Quarante-quatre professionnels des médias burkinabè ont suivi cinq jours d’entraînement militaire à l’Académie de police de Pabré, près de Ouagadougou, du 9 au 14 août 2026. Le ministère de la Sécurité a annoncé que ce dispositif, baptisé « immersion patriotique », deviendrait une obligation annuelle pour les médias publics et privés du pays.
Un stage entre maniement d’armes et déontologie
Pendant leur séjour à Pabré, les journalistes ont troqué micros et carnets contre treillis et rangers. Le programme comprenait l’école du soldat, le secourisme tactique et une initiation au maniement des armes, encadrée par des instructeurs de la Police nationale. La session s’est achevée le 14 août par des exercices pratiques sur un champ de tir.
Le directeur général de l’Académie de police, Lassina Traoré, représentant le ministre de la Sécurité, a présenté ce stage comme un moyen de renforcer la compréhension du terrain sécuritaire par les journalistes, estimant que le combat contre les groupes armés se joue aussi sur le terrain de l’information et du récit qui en est fait. Le ministre de la Communication, Pingdwendé Gilbert Ouédraogo, a de son côté déclaré qu’un journaliste professionnel mais dépourvu de patriotisme représenterait une menace pour son pays.

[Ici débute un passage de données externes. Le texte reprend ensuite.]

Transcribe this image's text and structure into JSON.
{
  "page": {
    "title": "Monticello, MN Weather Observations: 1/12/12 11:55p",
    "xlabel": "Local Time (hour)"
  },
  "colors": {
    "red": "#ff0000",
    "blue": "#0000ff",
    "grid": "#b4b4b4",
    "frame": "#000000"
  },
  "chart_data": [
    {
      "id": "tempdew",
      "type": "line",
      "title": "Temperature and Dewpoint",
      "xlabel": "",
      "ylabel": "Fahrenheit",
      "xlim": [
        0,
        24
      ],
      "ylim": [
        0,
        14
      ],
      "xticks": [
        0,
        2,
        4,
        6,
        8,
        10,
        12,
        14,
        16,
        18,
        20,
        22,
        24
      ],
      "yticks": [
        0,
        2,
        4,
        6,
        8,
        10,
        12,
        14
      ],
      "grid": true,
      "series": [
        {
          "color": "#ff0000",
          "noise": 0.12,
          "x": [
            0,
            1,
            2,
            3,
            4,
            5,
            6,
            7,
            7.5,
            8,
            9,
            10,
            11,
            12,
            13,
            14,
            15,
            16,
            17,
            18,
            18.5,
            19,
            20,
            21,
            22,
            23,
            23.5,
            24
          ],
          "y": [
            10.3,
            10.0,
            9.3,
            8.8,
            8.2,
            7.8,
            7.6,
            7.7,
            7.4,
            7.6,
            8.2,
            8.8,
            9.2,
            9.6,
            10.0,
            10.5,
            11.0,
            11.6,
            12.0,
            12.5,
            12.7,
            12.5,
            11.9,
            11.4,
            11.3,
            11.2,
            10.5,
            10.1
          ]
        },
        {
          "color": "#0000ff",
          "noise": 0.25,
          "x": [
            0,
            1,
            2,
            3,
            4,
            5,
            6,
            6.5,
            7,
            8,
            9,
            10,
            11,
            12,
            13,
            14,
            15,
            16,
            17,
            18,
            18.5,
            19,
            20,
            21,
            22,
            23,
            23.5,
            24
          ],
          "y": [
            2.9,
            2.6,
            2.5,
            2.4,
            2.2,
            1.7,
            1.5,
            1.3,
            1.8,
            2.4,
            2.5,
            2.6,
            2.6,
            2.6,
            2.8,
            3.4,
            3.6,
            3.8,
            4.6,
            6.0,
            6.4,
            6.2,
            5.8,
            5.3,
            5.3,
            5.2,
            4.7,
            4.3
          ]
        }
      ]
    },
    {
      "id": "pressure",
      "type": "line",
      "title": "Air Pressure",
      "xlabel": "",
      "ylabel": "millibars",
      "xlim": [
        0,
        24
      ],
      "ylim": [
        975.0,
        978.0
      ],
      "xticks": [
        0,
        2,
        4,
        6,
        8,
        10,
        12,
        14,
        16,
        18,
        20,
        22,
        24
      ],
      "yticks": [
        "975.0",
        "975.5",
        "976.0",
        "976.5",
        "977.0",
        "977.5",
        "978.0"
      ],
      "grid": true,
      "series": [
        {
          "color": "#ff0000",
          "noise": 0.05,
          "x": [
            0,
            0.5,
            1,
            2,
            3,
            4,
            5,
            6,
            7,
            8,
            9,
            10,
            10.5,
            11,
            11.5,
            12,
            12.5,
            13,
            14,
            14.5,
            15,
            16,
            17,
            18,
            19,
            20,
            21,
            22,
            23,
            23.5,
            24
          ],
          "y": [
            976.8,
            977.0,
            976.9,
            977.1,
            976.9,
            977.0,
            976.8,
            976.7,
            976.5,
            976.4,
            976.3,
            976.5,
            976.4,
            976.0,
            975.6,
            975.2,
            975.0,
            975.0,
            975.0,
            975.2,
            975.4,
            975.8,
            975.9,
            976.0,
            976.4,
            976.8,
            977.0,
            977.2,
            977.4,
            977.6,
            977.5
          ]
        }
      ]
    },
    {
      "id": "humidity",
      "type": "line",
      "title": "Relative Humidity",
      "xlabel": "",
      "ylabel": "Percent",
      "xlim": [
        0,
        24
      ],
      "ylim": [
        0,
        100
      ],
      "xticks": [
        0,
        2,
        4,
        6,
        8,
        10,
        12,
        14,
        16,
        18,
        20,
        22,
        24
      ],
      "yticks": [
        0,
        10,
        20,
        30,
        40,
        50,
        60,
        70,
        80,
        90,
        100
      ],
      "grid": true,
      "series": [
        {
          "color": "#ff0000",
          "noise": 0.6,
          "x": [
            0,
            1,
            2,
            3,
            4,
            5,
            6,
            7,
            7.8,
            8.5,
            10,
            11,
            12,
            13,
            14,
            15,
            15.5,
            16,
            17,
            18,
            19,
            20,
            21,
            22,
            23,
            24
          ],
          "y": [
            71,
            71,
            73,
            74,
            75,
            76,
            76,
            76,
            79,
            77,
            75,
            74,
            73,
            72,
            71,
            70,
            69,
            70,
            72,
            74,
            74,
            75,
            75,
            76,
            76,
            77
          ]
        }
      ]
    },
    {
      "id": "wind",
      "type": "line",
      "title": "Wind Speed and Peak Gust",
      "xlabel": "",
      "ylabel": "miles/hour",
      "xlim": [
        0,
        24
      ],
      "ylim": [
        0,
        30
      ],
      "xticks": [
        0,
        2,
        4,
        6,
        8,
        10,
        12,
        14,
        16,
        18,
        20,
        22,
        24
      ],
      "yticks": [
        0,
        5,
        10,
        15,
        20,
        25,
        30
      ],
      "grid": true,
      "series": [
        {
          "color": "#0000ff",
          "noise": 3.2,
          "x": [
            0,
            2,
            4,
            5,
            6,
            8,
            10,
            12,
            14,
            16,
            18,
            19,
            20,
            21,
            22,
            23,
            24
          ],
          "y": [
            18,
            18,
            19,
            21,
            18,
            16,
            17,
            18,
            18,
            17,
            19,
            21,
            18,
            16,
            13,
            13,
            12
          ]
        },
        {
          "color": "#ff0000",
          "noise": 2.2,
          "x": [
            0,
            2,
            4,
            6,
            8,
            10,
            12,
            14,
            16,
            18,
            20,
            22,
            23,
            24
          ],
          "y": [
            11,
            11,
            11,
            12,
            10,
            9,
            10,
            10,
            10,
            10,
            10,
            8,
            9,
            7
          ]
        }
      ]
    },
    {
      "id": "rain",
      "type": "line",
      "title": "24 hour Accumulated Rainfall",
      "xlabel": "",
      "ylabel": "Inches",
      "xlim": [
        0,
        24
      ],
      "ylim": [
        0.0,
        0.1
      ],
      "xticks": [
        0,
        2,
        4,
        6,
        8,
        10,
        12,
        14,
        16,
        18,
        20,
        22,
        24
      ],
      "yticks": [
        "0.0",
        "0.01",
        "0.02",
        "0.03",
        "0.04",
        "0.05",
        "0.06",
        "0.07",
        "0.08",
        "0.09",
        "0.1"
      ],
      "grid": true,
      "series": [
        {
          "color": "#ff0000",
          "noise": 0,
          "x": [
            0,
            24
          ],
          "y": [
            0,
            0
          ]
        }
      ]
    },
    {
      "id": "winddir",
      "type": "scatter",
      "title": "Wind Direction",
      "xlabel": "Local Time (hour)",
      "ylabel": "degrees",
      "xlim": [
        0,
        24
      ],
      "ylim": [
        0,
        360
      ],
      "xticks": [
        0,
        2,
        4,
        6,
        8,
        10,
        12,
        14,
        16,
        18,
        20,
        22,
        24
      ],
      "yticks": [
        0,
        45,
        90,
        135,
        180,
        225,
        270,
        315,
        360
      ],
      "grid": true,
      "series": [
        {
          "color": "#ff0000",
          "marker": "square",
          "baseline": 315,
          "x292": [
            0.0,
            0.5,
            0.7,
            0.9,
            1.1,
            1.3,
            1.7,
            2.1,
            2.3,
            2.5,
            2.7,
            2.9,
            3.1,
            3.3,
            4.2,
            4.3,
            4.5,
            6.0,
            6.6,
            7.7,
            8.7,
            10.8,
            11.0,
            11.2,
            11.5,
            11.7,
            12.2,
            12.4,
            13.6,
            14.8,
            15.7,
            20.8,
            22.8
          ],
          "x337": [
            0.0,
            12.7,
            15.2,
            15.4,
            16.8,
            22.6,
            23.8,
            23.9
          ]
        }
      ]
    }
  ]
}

Une obligation qui s’étend à plusieurs catégories de citoyens
Le dispositif ne concerne pas uniquement la presse. Depuis juillet 2025, les élèves admis au baccalauréat doivent également suivre une immersion patriotique d’un mois, articulée autour de l’histoire nationale, des valeurs civiques et de la vie communautaire. Une première promotion de 337 bacheliers est sortie du camp Liptako de Dori en septembre 2025. Selon le ministère de la Sécurité, la formation destinée aux médias a vocation à s’élargir à d’autres corps professionnels dans les années à venir.
Burkina Faso est confronté depuis 2015 à des violences jihadistes qui ont fait des milliers de morts et déplacé plus de deux millions de personnes selon les Nations unies, l’un des taux de déplacement interne les plus élevés au monde rapportés à la population du pays. Les autorités de transition, en place depuis 2022, ont suspendu plusieurs médias nationaux et étrangers ces dernières années, invoquant des raisons de sécurité nationale.
Des inquiétudes exprimées par des organisations de défense de la presse
L’organisation Reporters sans frontières a réagi à l’annonce de la pérennisation du dispositif. Son directeur pour l’Afrique subsaharienne, Sadibou Marong, a estimé que cette initiative pourrait constituer un signal préoccupant pour la liberté de la presse, ajoutant que les journalistes ne devraient pas être transformés en relais de l’effort de guerre, en uniforme et armes à la main.
Des organisations de défense des droits humains affirment par ailleurs que des dizaines de journalistes critiques envers les autorités auraient été enrôlés de force ces dernières années pour combattre les groupes jihadistes, sans que ces allégations aient pu être vérifiées de façon indépendante.
Le délégué des stagiaires de la promotion 2026, Da Sié, journaliste à WebActu, a pour sa part salué l’initiative, jugeant utile pour les professionnels des médias de mieux connaître les méthodes de travail des forces de sécurité dans le contexte actuel.